The wreckage of the Tiger Moth crash which was survived by Toowoomba pilots Warren Buckley and Ray Garner.
The wreckage of the Tiger Moth crash which was survived by Toowoomba pilots Warren Buckley and Ray Garner. Bev Lacey

Air crash investigation hits wall

AN air safety investigation has failed to pinpoint the reason a World War II Tiger Moth piloted by two Toowoomba men crashed into scrub near the bottom of the Toowoomba Range.

Warren Buckley and Ray Garner miraculously survived when the De Havilland DH-82A Tiger Moth they were flying crashed into thick bushland on Mt Davidson, near Table Top Bushland Reserve on January 24 this year.

Both men have declined to be interviewed about the incident. However, an Australian Transport Safety Bureau report has revealed what happened before the crash.

The report stated the handling pilot initiated a left turn to return to the airport about 15 minutes after taking off at 6pm.

"The pilot in command recalled that, during the turn, WHW (the plane) suddenly pitched down followed by a second, even more severe, pitch down motion," the report read.
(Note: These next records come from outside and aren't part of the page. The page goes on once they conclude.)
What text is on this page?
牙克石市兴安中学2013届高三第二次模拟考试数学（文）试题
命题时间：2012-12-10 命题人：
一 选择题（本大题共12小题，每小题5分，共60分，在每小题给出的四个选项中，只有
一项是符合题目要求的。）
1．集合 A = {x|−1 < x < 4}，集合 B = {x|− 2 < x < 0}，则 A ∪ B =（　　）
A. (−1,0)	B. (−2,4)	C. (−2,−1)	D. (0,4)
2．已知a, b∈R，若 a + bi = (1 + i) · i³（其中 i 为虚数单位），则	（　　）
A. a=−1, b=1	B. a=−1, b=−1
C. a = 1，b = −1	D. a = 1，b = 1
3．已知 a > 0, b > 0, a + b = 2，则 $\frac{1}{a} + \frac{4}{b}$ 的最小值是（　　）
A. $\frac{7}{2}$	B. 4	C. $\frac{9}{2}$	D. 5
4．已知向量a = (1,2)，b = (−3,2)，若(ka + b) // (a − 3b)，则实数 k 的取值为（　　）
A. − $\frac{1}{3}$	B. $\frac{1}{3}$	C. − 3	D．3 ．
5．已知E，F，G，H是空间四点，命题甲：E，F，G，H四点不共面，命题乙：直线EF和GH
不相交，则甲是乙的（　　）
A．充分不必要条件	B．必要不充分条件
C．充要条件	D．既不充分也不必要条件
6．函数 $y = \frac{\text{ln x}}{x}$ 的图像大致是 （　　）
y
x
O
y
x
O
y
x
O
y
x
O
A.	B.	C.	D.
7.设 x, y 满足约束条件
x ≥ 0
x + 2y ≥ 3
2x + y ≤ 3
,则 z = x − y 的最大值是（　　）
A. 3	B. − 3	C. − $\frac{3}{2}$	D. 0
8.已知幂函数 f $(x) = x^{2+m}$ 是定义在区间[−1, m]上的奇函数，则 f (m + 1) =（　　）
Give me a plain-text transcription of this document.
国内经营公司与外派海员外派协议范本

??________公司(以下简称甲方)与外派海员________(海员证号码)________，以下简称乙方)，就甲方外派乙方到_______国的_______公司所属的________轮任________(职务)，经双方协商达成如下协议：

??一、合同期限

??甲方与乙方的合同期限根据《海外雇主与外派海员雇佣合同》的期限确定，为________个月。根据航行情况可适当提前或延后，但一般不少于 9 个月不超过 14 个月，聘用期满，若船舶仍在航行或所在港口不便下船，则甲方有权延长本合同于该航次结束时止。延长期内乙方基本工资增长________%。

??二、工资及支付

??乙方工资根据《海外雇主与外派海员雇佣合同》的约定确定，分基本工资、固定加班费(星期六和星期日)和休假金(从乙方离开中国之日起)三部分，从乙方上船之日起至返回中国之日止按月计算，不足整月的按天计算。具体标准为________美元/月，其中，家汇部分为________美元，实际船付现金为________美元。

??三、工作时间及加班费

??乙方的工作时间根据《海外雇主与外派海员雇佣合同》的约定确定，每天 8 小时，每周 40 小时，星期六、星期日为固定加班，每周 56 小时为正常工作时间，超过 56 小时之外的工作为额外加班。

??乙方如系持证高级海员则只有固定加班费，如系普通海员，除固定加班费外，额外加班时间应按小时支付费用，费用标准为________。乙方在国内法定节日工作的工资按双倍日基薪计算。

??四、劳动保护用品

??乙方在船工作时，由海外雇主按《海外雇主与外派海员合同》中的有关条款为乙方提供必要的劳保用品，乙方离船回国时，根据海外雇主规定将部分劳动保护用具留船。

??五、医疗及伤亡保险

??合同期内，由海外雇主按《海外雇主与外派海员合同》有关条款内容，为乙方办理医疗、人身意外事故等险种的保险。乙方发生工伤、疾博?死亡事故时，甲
Both men unsuccessfully attempted to raise the nose and the plane continued to pitch nose down until it became inverted.

"The aircraft was about 100 feet (30 metres) above the trees and inverted when it began to climb.

"Both pilots felt significant g-force followed by the collision with the trees.

Mr Buckley and Mr Garner sustained serious injuries.

The report noted the pilot in command had 50 hours flying experience in a Tiger Moth.

Despite having more than 6000 hours flying experience in other aircraft, it was the first time the handling pilot had flown a Tiger Moth.

Based on previous crashes of Tiger Moths, the report said the plane could have lost control for reasons including adhesive failure, inadvertent slat extension during aerobatics or loss of control due to stalling.